Im ganz analogen Sinn sprach auch Prof. Garaudy von einer „Deformation des Marxismus“; auch er leide zutiefst an all dem Unzulänglichen und Falschen, das es auch heute noch in der marxistischen Praxis gibt. Im übrigen bleibe auch das Christentum hinter seinem eigenen Anspruch zurück und es gebe wohl kein einziges Beispiel eines voll realisierten, christlichen Humanismus, und zwar weder in der Vergangenheit noch in der Gegenwart. Christen und Marxisten hätten in diesem Punkt einander nichts vorzuwerfen; entscheidend sei einzig und allein, daß die Reinheit des Entwurfes vor jeder opportunistischen Anpassung an die Gegebenheiten einer schlechten Praxis bewahrt werde.

Was ist authentischer Marxismus?

Hier erhebt sich jedoch für den christlichen Gesprächspartner sofort die Frage, was denn nun eigentlich die „authentische“ Form des Marxismus sei. Es war vor allem Professor Jules Girardi von der Päpstlichen Universität der Salesianer in Rom, der auf diese Schwierigkeit hinwies. Prof. Garaudy sei zum Beispiel der typische Vertreter jenes „offenen Marxismus“, wie er auch in Italien existiert. Anderseits sei es gerade Garaudy gewesen, der von einer Deformation der Lehre durch marxistische Denker gesprochen habe. Im Rahmen der Paulus-Gesellschaft habe man es immer nur mit den aufgeschlossenen Vertretern des Marxismus zu tun. Wie steht es dann aber mit jenem Marxismus, der in diesem Forum nicht vertreten ist? Mit dem integristischen Marxismus, der jeden Dialog ablehnt und den fundamentalen Pluralismus der Wirklichkeit leugnet? Das ist in der Tat das Problem der christlichen Marxismuskritik, die sich — fast möchte man sagen, zwangsläufig — ihrem vulgärmarxistischen Objekt anpassen mußte, weil ja dieser Vulgärmarxismus stalinistischer und nachstalinistischer Prägung lange Zeit hindurch als die einzige authentische Form des Marxismus galt. Aber auch dort, wo einzelne Interpreten über den Kanon der offiziellen Doktrin hinausgehen, ist es oft einer solchen Verkürzung sehr ernste Mißverständnisse entstehen können, hat dieses Chiemseer Gespräch über „Christliche Humanität und marxistischer Humanismus“ erneut gezeigt. So wurden zum Beispiel die an sich äußerst brillanten Ausführungen des protestantischen Theologen Prof. Helmut Thielicke über „Christliche und marxistische Anthropologie“ allgemein als nicht ganz zureichend empfunden. Thielicke vertrat die These, daß der Marxismus von seiner Position aus die Menschlichkeit des Menschen nicht ins Visier bekommen kann, denn paradoxerweise bleibe die Menschlichkeit des Menschen so lange unerkennbar, als man sie für einen rein immanenten Wert hält.

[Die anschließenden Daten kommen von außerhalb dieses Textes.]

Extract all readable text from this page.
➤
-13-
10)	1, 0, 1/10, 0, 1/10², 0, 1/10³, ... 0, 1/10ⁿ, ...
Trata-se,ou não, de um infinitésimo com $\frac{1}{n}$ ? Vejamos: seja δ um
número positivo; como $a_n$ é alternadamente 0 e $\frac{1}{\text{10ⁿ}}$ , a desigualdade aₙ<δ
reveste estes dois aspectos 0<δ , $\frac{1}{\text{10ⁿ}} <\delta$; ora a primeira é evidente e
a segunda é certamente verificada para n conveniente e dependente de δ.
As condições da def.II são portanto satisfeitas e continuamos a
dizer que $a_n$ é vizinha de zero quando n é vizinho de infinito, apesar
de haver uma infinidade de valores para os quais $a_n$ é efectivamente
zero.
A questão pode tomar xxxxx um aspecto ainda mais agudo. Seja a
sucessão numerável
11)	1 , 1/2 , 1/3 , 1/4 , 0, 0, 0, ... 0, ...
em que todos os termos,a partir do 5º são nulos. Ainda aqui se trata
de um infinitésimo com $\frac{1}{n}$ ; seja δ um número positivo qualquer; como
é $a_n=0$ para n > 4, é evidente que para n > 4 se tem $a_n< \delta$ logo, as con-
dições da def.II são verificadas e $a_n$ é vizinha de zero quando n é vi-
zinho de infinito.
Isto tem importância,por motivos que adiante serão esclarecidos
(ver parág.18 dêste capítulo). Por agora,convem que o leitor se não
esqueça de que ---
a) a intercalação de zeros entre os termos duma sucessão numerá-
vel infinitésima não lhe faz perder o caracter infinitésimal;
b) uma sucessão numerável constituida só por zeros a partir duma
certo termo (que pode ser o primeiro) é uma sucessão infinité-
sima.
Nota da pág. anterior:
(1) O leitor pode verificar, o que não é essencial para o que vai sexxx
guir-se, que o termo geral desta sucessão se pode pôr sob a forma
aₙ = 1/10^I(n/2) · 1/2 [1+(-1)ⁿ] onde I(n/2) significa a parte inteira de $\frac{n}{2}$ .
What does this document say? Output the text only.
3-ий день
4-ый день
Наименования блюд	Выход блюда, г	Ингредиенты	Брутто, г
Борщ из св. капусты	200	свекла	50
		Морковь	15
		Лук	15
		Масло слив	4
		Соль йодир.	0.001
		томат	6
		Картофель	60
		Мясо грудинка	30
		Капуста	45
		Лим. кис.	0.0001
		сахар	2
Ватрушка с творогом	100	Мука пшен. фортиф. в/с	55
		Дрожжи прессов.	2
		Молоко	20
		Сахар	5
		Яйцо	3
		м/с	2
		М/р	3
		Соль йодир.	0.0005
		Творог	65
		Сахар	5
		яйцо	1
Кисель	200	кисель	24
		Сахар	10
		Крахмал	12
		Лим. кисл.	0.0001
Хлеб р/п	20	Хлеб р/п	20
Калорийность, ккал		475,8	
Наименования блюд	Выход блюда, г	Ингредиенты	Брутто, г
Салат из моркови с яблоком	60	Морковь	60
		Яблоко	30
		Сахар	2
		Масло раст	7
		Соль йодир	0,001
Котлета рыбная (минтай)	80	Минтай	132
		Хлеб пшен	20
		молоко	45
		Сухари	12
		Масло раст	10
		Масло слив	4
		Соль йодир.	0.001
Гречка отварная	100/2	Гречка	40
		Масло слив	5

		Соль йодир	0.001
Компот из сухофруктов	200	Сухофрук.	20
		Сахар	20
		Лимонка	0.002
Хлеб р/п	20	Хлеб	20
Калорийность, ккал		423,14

„Im profanen Sinn an den Wert des Menschen glauben“, sagte Thielicke, „heißt nichts anderes, als ihn als verwertbar halten, zum Beispiel im Produktionsprozeß oder als Fortpflanzungsinstrument, ihn also Mittel zum Zweck sein lassen.“

Wenn diese Aussage rein faktisch gemeint ist, so ist sie zweifellos eine traurige Wahrheit, die durch die Art und Weise, wie der Kommunismus mit dem Menschen umging, und oftmals auch heute noch umgeht, sehr drastisch vor Augen geführt wird. Etwas anderes ist es, wenn man, wie es Thielicke getan hat, diese Ent- artungs- und Deformationserscheinungen aus der inneren Logik des ursprünglichen Systems abzuleiten versucht; wenn man also zu zeigen sucht, daß die faktische Unmenschlichkeit der marxistischen Praxis auf der Unzulänglichkeit des humanistischen Ansatzes beruhe. An sich ist diese Methode natürlich durchaus legitim; anderseits besteht aber die Gefahr, daß dadurch die eigentliche schöpferische Herausforderung des Christentums durch den marxistischen Humanismus eher verdeckt als freigelegt wird.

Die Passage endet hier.